On dirait que c’est impossible. On l’assimile, j’en prends une partie, je t’en vole un morceau pour t’alléger. Je ne peux accepter que ce soit toi qui as tout reçu, seule, dans le blanc sali d’un appartement qui n’était pas le tien. De ses poings à lui. De façon délibérée, derrière un regard vide.
 
C’est à crier à s'en défoncer les poumons de l’intérieur. Parce que même le son puissant d’une voix ne pourra exprimer cette douleur qui transperce. C’est à n’y rien comprendre. De savoir que tant de violence peut être enfermée dans un corps de moins de six pieds.
 
Les mots me manquent pour te dire. Mais les signes, eux, ne mentent pas. Tu m’excuseras de ne pas les avoir vus avant que ça devienne physique. La tourmente, la boussole qui peine à tenir le nord, le déséquilibre. Mais les policiers, eux, les ont vus. Sans même hésiter, ils t’ont offert un premier calme.
 
Les mots me manquent pour te dire. J’ai peur. Pour toi, pour les autres. Pour celles qui ne parlent pas. Pour celles qui retournent trouver de l’amour brisé et des parcelles de leur âme cassée. Pour ce qui s’en vient. Les explications à donner, les témoignages formels à faire, l’histoire à raconter encore et encore. Sans oublier les préjugés faciles, les jugements, les regards qui rappellent constamment la violence, la douleur, l’inimaginable.
 
Les mots me manquent pour te dire. Toi qui m’inspires, qui me donnes le goût de croire qu’on peut faire mieux, que l’amour peut primer, que la magie nous entoure. Qu'on peut transformer un tas de gravier sale en une fleur bourgeonnante qui éclate au soleil. Tu me donnes une énergie nouvelle, la force de croire en nos rêves les plus fous.
 
Les mots me manquent pour te dire. J’ai tellement de fierté de te savoir la tête haute. De pouvoir être à tes côtés alors qu’on ira contre Goliath. Parce que j’y serai. On y sera. Le système portera ta voix, ton histoire, ton vécu avec justice. Mais pas juste la tienne.

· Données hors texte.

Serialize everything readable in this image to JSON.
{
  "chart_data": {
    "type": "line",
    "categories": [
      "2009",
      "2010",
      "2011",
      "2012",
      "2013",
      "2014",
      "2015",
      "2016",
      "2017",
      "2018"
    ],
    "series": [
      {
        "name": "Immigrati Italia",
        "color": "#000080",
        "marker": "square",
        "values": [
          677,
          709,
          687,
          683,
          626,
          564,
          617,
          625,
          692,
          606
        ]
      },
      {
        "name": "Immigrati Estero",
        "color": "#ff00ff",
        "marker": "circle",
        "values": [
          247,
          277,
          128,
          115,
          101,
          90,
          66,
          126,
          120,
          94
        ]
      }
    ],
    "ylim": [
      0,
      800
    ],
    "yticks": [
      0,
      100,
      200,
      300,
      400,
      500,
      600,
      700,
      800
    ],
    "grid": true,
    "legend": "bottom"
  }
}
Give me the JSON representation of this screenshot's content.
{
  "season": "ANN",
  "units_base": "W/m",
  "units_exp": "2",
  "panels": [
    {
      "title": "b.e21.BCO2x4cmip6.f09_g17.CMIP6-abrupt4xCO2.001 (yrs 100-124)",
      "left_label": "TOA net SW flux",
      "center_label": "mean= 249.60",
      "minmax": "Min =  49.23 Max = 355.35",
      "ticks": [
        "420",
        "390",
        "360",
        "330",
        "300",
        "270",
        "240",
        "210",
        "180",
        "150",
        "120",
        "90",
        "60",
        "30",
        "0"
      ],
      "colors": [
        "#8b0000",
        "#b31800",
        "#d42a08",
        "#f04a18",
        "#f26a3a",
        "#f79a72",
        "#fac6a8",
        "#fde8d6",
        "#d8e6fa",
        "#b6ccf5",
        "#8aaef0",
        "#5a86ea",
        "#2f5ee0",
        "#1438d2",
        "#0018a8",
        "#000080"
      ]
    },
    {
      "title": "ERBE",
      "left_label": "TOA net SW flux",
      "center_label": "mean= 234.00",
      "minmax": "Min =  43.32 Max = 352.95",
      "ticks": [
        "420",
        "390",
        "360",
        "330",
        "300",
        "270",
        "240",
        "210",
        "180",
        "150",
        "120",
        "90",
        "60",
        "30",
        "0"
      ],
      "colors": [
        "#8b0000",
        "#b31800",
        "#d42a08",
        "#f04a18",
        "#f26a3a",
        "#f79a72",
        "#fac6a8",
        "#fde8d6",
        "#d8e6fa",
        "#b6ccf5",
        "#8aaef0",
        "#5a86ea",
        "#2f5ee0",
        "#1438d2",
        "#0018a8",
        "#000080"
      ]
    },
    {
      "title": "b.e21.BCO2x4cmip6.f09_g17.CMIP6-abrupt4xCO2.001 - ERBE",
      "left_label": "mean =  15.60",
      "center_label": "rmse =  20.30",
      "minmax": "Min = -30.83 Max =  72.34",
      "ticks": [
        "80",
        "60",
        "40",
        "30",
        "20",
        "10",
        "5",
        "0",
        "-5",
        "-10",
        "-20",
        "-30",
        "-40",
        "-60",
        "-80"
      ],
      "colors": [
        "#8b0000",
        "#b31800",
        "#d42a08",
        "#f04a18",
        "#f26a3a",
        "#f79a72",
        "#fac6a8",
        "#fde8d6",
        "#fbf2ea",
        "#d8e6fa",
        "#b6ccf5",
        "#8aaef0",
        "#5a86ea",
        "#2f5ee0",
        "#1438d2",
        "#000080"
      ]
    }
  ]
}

Celles de toutes ces femmes qui ont souffert et qui continuent de souffrir en silence, gelées par la peur que le pire puisse arriver. Te connaissant, tu les porteras avec toi, bien ancrée sur ton cœur qui est grand comme l’espace et qui a tant à donner.
 
Et pour ça, je te dis merci. On sera là les uns pour les autres, pour nous-mêmes et pour un monde meilleur. C’est toi-même qui l’as dit.